とりあえず周波数1MHz(周期1μs)までは出力されることは確認しました。PWM周波数をピン毎に柔軟に設定できるのはanalogWriteよりいいですね。
コメント
今年初旬ではこのプログラムは動作しましたが2024年11月1時点では下記エラーが出てコンパイルできませんません。
error: call of overloaded ‘begin(int, int)’ is ambiguous pwm3.begin(50, 1);
原因はpwm.hの中に以下の様にbeginの定義が2つある為だと思います。Aruduino IDE Ver2.3.3です。

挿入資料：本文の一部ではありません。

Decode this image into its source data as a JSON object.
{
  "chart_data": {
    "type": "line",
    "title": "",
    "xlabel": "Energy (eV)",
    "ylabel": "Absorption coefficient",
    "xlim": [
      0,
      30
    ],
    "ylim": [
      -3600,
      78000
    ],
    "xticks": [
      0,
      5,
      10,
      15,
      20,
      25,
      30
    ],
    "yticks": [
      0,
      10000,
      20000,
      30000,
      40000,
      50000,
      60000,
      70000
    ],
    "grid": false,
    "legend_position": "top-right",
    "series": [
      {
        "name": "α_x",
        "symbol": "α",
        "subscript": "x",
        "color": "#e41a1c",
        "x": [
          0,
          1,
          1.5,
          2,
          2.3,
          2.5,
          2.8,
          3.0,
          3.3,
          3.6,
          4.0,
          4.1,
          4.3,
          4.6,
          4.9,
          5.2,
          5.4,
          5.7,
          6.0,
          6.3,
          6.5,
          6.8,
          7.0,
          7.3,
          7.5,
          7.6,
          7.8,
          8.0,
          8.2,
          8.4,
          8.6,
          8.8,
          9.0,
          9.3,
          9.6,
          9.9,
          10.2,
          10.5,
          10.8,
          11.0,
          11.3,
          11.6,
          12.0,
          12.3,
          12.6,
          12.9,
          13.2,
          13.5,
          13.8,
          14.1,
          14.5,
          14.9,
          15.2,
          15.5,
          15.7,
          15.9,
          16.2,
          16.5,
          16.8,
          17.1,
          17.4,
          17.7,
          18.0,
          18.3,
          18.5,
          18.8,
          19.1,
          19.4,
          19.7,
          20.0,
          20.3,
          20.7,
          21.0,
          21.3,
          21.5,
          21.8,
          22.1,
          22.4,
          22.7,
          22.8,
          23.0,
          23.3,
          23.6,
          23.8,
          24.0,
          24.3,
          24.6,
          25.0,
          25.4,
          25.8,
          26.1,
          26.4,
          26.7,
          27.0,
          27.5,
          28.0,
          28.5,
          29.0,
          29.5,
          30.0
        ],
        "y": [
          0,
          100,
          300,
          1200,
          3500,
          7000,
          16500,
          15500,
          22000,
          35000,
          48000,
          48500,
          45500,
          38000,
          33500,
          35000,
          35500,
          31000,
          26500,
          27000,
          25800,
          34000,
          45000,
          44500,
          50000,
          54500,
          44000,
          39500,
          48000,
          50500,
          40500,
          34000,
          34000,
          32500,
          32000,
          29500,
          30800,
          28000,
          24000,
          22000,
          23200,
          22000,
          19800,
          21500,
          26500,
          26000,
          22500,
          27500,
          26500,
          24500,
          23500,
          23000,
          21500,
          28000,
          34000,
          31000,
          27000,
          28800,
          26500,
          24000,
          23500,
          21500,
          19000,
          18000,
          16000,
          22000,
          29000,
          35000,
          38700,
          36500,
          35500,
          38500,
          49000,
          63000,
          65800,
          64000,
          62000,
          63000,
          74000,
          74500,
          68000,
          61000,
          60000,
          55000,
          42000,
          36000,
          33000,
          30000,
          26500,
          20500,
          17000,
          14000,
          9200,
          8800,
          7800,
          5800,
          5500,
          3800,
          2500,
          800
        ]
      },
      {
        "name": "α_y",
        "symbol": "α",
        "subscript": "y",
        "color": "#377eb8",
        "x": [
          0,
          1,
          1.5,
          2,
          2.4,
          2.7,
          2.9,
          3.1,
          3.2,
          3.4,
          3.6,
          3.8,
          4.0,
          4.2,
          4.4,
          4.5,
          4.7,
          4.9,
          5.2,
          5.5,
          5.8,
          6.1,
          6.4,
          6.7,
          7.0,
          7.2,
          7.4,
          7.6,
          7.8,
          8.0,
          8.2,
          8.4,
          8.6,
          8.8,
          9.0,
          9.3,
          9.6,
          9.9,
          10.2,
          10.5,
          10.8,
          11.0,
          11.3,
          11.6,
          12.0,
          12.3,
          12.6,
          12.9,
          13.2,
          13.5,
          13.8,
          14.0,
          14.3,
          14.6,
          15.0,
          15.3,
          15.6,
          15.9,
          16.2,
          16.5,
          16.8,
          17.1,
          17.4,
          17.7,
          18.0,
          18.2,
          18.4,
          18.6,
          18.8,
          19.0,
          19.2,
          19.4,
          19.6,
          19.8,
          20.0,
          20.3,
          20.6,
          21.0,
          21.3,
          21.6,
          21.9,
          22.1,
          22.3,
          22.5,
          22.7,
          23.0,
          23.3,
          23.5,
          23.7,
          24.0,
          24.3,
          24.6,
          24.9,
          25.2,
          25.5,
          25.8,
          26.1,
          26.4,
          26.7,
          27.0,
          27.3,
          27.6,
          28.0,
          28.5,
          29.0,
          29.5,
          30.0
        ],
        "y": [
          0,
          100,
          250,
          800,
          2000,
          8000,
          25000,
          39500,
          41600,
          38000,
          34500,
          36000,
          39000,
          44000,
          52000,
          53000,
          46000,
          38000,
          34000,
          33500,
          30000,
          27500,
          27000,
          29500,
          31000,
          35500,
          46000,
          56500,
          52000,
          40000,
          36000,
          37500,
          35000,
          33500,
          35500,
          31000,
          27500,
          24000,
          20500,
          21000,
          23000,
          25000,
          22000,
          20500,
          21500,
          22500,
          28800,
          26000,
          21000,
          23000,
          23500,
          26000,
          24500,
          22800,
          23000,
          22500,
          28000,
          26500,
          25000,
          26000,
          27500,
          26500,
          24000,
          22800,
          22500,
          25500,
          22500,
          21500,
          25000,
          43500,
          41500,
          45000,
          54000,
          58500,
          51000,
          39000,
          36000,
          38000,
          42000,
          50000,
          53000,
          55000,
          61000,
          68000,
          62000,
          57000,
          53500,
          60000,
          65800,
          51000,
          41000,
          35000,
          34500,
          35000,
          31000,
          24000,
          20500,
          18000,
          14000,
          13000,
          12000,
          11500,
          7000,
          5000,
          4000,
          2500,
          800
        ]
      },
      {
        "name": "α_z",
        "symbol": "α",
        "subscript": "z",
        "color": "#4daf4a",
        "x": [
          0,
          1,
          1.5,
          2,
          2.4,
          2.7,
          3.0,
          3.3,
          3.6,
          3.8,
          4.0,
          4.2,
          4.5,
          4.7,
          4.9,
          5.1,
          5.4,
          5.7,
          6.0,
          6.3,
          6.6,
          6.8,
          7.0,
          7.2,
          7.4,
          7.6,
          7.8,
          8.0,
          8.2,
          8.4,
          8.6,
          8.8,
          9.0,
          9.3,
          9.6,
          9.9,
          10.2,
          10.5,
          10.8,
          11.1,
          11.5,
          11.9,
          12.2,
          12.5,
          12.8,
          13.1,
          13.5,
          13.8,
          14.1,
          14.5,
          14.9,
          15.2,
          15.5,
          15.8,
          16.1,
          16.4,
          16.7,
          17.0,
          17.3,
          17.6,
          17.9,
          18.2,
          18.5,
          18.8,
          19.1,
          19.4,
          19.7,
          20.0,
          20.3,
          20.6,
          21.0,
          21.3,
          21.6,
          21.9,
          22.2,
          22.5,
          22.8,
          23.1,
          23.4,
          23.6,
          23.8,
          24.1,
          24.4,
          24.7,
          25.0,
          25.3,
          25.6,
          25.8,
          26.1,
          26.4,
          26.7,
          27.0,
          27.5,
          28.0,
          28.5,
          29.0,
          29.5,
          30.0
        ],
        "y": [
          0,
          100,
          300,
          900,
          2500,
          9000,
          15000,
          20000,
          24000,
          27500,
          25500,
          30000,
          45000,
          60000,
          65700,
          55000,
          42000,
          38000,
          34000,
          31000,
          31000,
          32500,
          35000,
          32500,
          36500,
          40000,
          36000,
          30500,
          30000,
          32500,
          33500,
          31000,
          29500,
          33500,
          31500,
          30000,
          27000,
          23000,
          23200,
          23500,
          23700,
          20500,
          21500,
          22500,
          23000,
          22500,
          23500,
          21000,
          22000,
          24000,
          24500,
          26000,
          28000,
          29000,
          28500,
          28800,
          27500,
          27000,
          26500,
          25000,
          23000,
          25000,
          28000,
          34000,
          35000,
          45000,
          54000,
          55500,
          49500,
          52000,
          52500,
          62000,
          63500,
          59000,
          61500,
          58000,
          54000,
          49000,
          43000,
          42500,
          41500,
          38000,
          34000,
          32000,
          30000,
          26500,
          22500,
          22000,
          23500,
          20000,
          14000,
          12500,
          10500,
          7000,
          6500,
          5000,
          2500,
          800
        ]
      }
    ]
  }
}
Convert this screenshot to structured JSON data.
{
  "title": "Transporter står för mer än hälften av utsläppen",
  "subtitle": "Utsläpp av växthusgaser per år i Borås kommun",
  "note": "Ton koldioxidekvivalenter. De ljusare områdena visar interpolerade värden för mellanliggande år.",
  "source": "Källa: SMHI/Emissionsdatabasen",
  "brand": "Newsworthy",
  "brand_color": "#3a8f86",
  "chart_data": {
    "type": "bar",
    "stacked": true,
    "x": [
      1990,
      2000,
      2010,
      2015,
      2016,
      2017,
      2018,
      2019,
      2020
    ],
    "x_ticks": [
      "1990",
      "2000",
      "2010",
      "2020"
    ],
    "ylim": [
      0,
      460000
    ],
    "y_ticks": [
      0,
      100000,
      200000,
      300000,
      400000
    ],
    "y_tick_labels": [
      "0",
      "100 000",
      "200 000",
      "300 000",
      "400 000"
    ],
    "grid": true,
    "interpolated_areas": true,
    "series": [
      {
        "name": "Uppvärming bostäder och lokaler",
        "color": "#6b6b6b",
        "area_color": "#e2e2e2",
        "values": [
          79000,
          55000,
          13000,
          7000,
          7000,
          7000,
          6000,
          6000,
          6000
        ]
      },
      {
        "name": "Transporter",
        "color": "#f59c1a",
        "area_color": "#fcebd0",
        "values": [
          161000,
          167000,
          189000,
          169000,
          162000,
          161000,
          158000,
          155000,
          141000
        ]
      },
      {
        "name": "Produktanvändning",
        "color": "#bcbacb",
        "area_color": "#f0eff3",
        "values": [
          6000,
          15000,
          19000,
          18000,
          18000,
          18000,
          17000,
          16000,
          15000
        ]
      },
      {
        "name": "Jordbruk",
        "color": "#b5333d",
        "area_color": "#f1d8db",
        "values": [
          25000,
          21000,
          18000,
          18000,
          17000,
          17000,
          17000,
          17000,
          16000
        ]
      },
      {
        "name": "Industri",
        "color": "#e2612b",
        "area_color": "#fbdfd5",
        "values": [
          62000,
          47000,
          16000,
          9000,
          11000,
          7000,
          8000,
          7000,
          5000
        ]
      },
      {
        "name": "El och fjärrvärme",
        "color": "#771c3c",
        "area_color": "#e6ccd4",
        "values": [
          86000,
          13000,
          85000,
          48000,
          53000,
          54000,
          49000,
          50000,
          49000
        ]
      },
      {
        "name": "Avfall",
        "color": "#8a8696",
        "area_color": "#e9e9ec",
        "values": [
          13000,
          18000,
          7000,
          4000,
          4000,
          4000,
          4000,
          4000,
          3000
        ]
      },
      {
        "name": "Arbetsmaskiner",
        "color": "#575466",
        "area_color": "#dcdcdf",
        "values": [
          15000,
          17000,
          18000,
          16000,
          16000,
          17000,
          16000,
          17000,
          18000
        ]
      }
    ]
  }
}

bool begin(uint32_t period_usec, uint32_t pulse_usec, bool raw = false, timer_source_div_t sd = TIMER_SOURCE_DIV_1);
bool begin(float freq_hz, float duty_perc);
そこで、上のbiginをコメントにしたpwm_.hを作り同じホルダーにおいて、#include “pwm_.h”と定義したところうまくコンパイルし、正常動作するようになりました。
記事に追加してくださると幸いです。
丸山さん、サイト拝見下さり有難うございます。。内容確認し記事に反映したいと思います。情報提供ありがとうございます。
さっそく内容確認してみました。確かにコンパイルできなくなってますね。提案頂いたように”pwm.h”を直接修正してもコンパイルできるようですが、2次不具合が心配だったためヘッダファイルは修正せずにコンパイル通るように記事内容を修正しておきました(.beginでは引数無し)。
pwm.hのままでも動作できるようにプログラムを変更できました。
pwm.hを見ますとbool begin(float freq_hz, float duty_perc);と書かれているので、最初の引数は周波数、次の引数はをデューティ比を指定するようです。
それと、両引数ともfloatの必要があります。
そこで周波数20kHz、Duty50%の場合は以下とすると動作しました。